If you find yourself dealing with a somewhat entitled colleague, Randall suggests you learn to confidently and professionally call them out on their “slick talk.” She advises that you overlook what and how they say. “Take only the necessary information and move on,” adds the expert. “Stand your ground by respectfully stating your boundaries.”

“Recreating the Victorian era when women had fainting spells isn’t the best strategy for your professional career”

Randall’s advice often comes with a dash of humor. And this time was no different. We had to stifle a giggle when the expert said, “Nostalgia is nice, however, recreating the Victorian era when women had fainting spells isn’t the best strategy for your professional career.”

We asked what she’d say to the female colleague given the chance… And this was her response:

“If your spells are due to a tight corset, loosen it.”

“If your spells are due to emotional distress, seek counseling.”

“If your spells are due to work overload, speak up.”

“If your spells are an attempt to make friends or flirt, stop it. You are only encouraging pity.”

“The moment will come when your colleagues begin to question your requests—sending them off to quench your tummy’s desires. And, not paying them back!”

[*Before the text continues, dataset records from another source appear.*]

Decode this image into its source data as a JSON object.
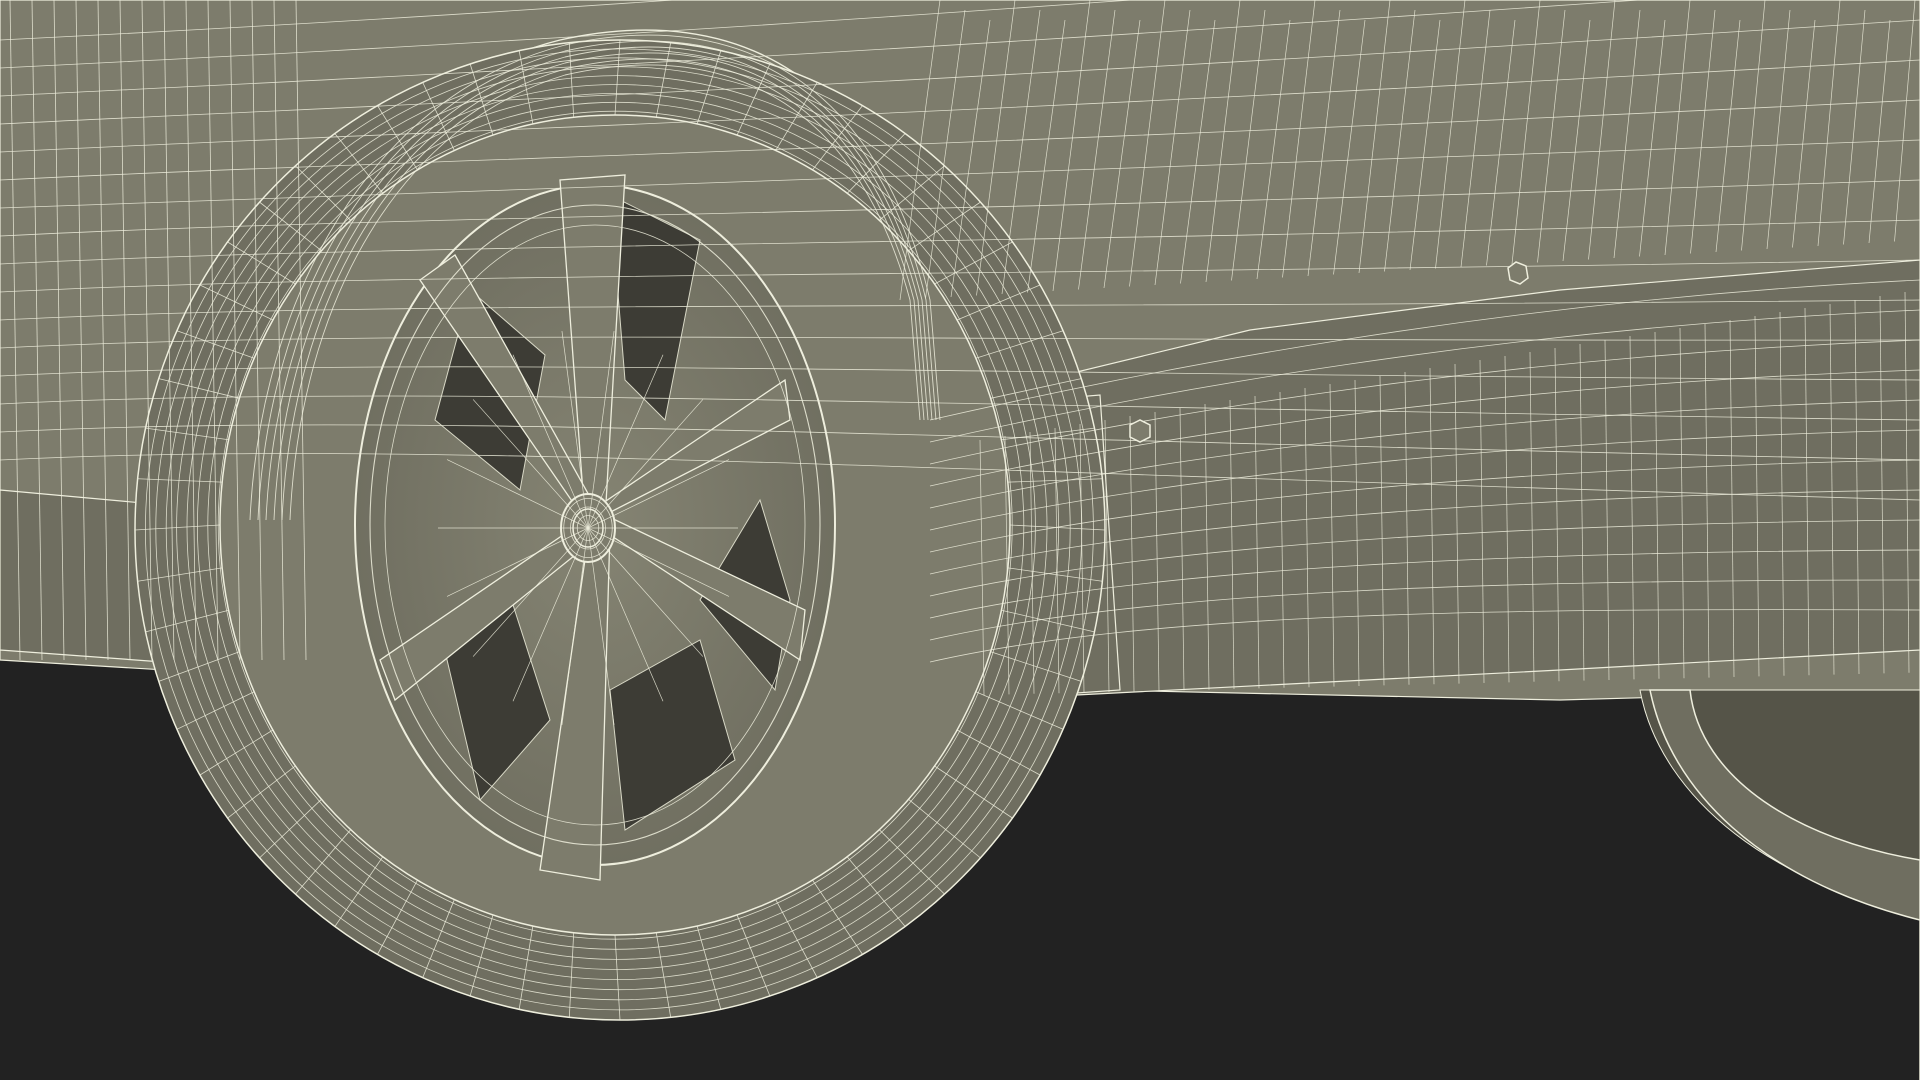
{
  "scene": {
    "subject": "3d-car-wireframe-render",
    "icons": [
      "wheel-icon",
      "tire-icon",
      "hub-icon",
      "side-skirt-icon",
      "fender-icon"
    ]
  },
  "colors": {
    "floor": "#222222",
    "body": "#7d7c6c",
    "body_shade": "#6f6e60",
    "body_dark": "#555448",
    "recess": "#3d3c35",
    "wire": "#eeeedd",
    "wire_dim": "#d8d8c6"
  }
}
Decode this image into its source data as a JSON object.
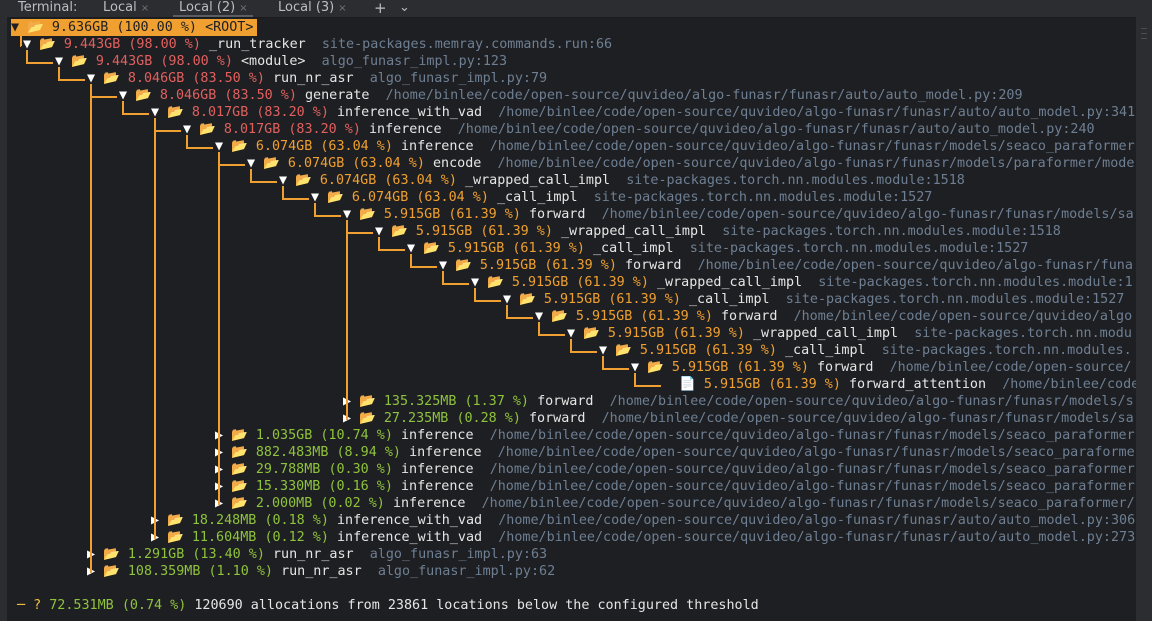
{
  "window": {
    "terminal_label": "Terminal:",
    "tabs": [
      {
        "label": "Local",
        "close": "×"
      },
      {
        "label": "Local (2)",
        "close": "×"
      },
      {
        "label": "Local (3)",
        "close": "×"
      }
    ],
    "add_tab": "+",
    "more_tabs": "⌄"
  },
  "root": {
    "arrow": "▼",
    "icon": "📂",
    "size": "9.636GB",
    "pct": "(100.00 %)",
    "name": "<ROOT>"
  },
  "rows": [
    {
      "arrow": "▼",
      "icon": "📂",
      "size": "9.443GB",
      "pct": "(98.00 %)",
      "name": "_run_tracker",
      "loc": "site-packages.memray.commands.run:66"
    },
    {
      "arrow": "▼",
      "icon": "📂",
      "size": "9.443GB",
      "pct": "(98.00 %)",
      "name": "<module>",
      "loc": "algo_funasr_impl.py:123"
    },
    {
      "arrow": "▼",
      "icon": "📂",
      "size": "8.046GB",
      "pct": "(83.50 %)",
      "name": "run_nr_asr",
      "loc": "algo_funasr_impl.py:79"
    },
    {
      "arrow": "▼",
      "icon": "📂",
      "size": "8.046GB",
      "pct": "(83.50 %)",
      "name": "generate",
      "loc": "/home/binlee/code/open-source/quvideo/algo-funasr/funasr/auto/auto_model.py:209"
    },
    {
      "arrow": "▼",
      "icon": "📂",
      "size": "8.017GB",
      "pct": "(83.20 %)",
      "name": "inference_with_vad",
      "loc": "/home/binlee/code/open-source/quvideo/algo-funasr/funasr/auto/auto_model.py:341"
    },
    {
      "arrow": "▼",
      "icon": "📂",
      "size": "8.017GB",
      "pct": "(83.20 %)",
      "name": "inference",
      "loc": "/home/binlee/code/open-source/quvideo/algo-funasr/funasr/auto/auto_model.py:240"
    },
    {
      "arrow": "▼",
      "icon": "📂",
      "size": "6.074GB",
      "pct": "(63.04 %)",
      "name": "inference",
      "loc": "/home/binlee/code/open-source/quvideo/algo-funasr/funasr/models/seaco_paraformer"
    },
    {
      "arrow": "▼",
      "icon": "📂",
      "size": "6.074GB",
      "pct": "(63.04 %)",
      "name": "encode",
      "loc": "/home/binlee/code/open-source/quvideo/algo-funasr/funasr/models/paraformer/mode"
    },
    {
      "arrow": "▼",
      "icon": "📂",
      "size": "6.074GB",
      "pct": "(63.04 %)",
      "name": "_wrapped_call_impl",
      "loc": "site-packages.torch.nn.modules.module:1518"
    },
    {
      "arrow": "▼",
      "icon": "📂",
      "size": "6.074GB",
      "pct": "(63.04 %)",
      "name": "_call_impl",
      "loc": "site-packages.torch.nn.modules.module:1527"
    },
    {
      "arrow": "▼",
      "icon": "📂",
      "size": "5.915GB",
      "pct": "(61.39 %)",
      "name": "forward",
      "loc": "/home/binlee/code/open-source/quvideo/algo-funasr/funasr/models/sa"
    },
    {
      "arrow": "▼",
      "icon": "📂",
      "size": "5.915GB",
      "pct": "(61.39 %)",
      "name": "_wrapped_call_impl",
      "loc": "site-packages.torch.nn.modules.module:1518"
    },
    {
      "arrow": "▼",
      "icon": "📂",
      "size": "5.915GB",
      "pct": "(61.39 %)",
      "name": "_call_impl",
      "loc": "site-packages.torch.nn.modules.module:1527"
    },
    {
      "arrow": "▼",
      "icon": "📂",
      "size": "5.915GB",
      "pct": "(61.39 %)",
      "name": "forward",
      "loc": "/home/binlee/code/open-source/quvideo/algo-funasr/funa"
    },
    {
      "arrow": "▼",
      "icon": "📂",
      "size": "5.915GB",
      "pct": "(61.39 %)",
      "name": "_wrapped_call_impl",
      "loc": "site-packages.torch.nn.modules.module:1"
    },
    {
      "arrow": "▼",
      "icon": "📂",
      "size": "5.915GB",
      "pct": "(61.39 %)",
      "name": "_call_impl",
      "loc": "site-packages.torch.nn.modules.module:1527"
    },
    {
      "arrow": "▼",
      "icon": "📂",
      "size": "5.915GB",
      "pct": "(61.39 %)",
      "name": "forward",
      "loc": "/home/binlee/code/open-source/quvideo/algo"
    },
    {
      "arrow": "▼",
      "icon": "📂",
      "size": "5.915GB",
      "pct": "(61.39 %)",
      "name": "_wrapped_call_impl",
      "loc": "site-packages.torch.nn.modu"
    },
    {
      "arrow": "▼",
      "icon": "📂",
      "size": "5.915GB",
      "pct": "(61.39 %)",
      "name": "_call_impl",
      "loc": "site-packages.torch.nn.modules."
    },
    {
      "arrow": "▼",
      "icon": "📂",
      "size": "5.915GB",
      "pct": "(61.39 %)",
      "name": "forward",
      "loc": "/home/binlee/code/open-source/"
    },
    {
      "arrow": "",
      "icon": "📄",
      "size": "5.915GB",
      "pct": "(61.39 %)",
      "name": "forward_attention",
      "loc": "/home/binlee/code/"
    },
    {
      "arrow": "▶",
      "icon": "📂",
      "size": "135.325MB",
      "pct": "(1.37 %)",
      "name": "forward",
      "loc": "/home/binlee/code/open-source/quvideo/algo-funasr/funasr/models/s"
    },
    {
      "arrow": "▶",
      "icon": "📂",
      "size": "27.235MB",
      "pct": "(0.28 %)",
      "name": "forward",
      "loc": "/home/binlee/code/open-source/quvideo/algo-funasr/funasr/models/sa"
    },
    {
      "arrow": "▶",
      "icon": "📂",
      "size": "1.035GB",
      "pct": "(10.74 %)",
      "name": "inference",
      "loc": "/home/binlee/code/open-source/quvideo/algo-funasr/funasr/models/seaco_paraformer"
    },
    {
      "arrow": "▶",
      "icon": "📂",
      "size": "882.483MB",
      "pct": "(8.94 %)",
      "name": "inference",
      "loc": "/home/binlee/code/open-source/quvideo/algo-funasr/funasr/models/seaco_paraforme"
    },
    {
      "arrow": "▶",
      "icon": "📂",
      "size": "29.788MB",
      "pct": "(0.30 %)",
      "name": "inference",
      "loc": "/home/binlee/code/open-source/quvideo/algo-funasr/funasr/models/seaco_paraformer"
    },
    {
      "arrow": "▶",
      "icon": "📂",
      "size": "15.330MB",
      "pct": "(0.16 %)",
      "name": "inference",
      "loc": "/home/binlee/code/open-source/quvideo/algo-funasr/funasr/models/seaco_paraformer"
    },
    {
      "arrow": "▶",
      "icon": "📂",
      "size": "2.000MB",
      "pct": "(0.02 %)",
      "name": "inference",
      "loc": "/home/binlee/code/open-source/quvideo/algo-funasr/funasr/models/seaco_paraformer/"
    },
    {
      "arrow": "▶",
      "icon": "📂",
      "size": "18.248MB",
      "pct": "(0.18 %)",
      "name": "inference_with_vad",
      "loc": "/home/binlee/code/open-source/quvideo/algo-funasr/funasr/auto/auto_model.py:306"
    },
    {
      "arrow": "▶",
      "icon": "📂",
      "size": "11.604MB",
      "pct": "(0.12 %)",
      "name": "inference_with_vad",
      "loc": "/home/binlee/code/open-source/quvideo/algo-funasr/funasr/auto/auto_model.py:273"
    },
    {
      "arrow": "▶",
      "icon": "📂",
      "size": "1.291GB",
      "pct": "(13.40 %)",
      "name": "run_nr_asr",
      "loc": "algo_funasr_impl.py:63"
    },
    {
      "arrow": "▶",
      "icon": "📂",
      "size": "108.359MB",
      "pct": "(1.10 %)",
      "name": "run_nr_asr",
      "loc": "algo_funasr_impl.py:62"
    }
  ],
  "threshold": {
    "marker": "?",
    "size": "72.531MB",
    "pct": "(0.74 %)",
    "text": "120690 allocations from 23861 locations below the configured threshold"
  },
  "colors": {
    "high": "#e0605e",
    "mid": "#f0a030",
    "low": "#8fc33c",
    "tree": "#f0a030",
    "location": "#6e7f93",
    "background": "#1e1f22"
  }
}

“If you like feeling powerful, why don’t you take charge of your life and career?” she added. “Master the art of self-sufficiency and truthfulness. The feeling will supersede the game you play on your colleagues.” Randall warned that manipulation is temporary. “People catch on eventually, she said. “And when that happens, you will stand alone, or with others who may be manipulating you.”

To the guy who called the ambulance, Randall had this to say: “Continue to be cordial and be thankful that you are no longer within her reach.”